Some asshole just came on and said that next they will have a segment of the opening ceremony warning us that the climate sometimes changes.  In the completely irrational cant of our present age this is short for anthropogenic global warming of the sort that may, or may not, warm.  I have to say, that there is nothing  more entertaining than being lectured on the environment by a country which can’t even get all of the human waste out of their Olympic watersport venues.

The little, brain dead leftists who populate the governmental boards which plan these events think they just have to insert their agitprop into everything they touch.  When the games were held in England they even had an ode to frickin’ NHS of all things.  I am surprised they didn’t have big, brown dancing teeth as well.  I mean they have to have gone somewhere!  And I shudder to think what we will be treated to when the next Olympics is held in the US.  Maybe policemen running around shooting black children, or a paean to Planned Parenthood.  I swear to God, it is like something has been put in the water which lowers IQ by about 30 pts or so.  There is an environmental catastrophe which no one is talking about.
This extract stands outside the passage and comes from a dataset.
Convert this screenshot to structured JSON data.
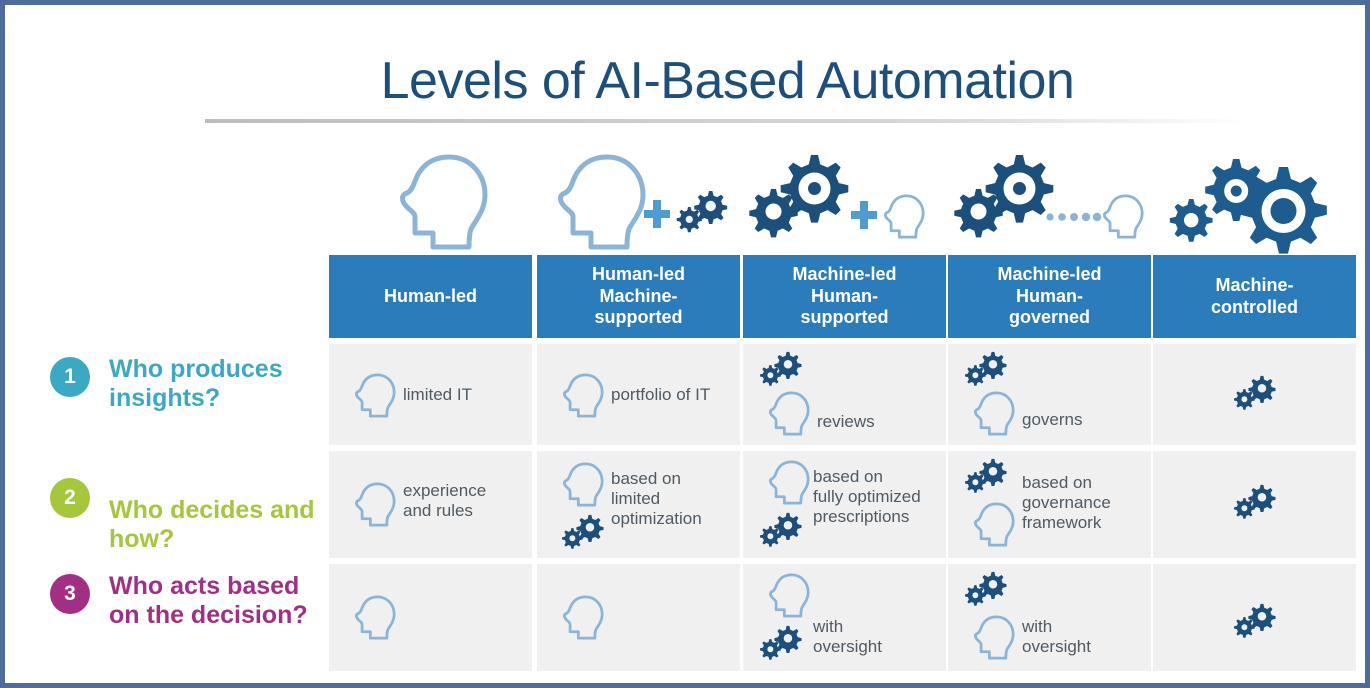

Here is a pro tip for future Olympic planners, if you suck at something you probably shouldn’t call attention to it. Yes, I know you think it is a prime opportunity to lobby for more money for the NHS, or to shake down the developed world over warming/not warming, but when you do that it doesn’t fool anybody and it makes you look desperate.

If there was a way to measure beauty Brazilians would lead the world in the per capita statistics.  It is too bad their leaders can’t behave themselves and decided to be so ugly when they had a chance to present their country in its best light.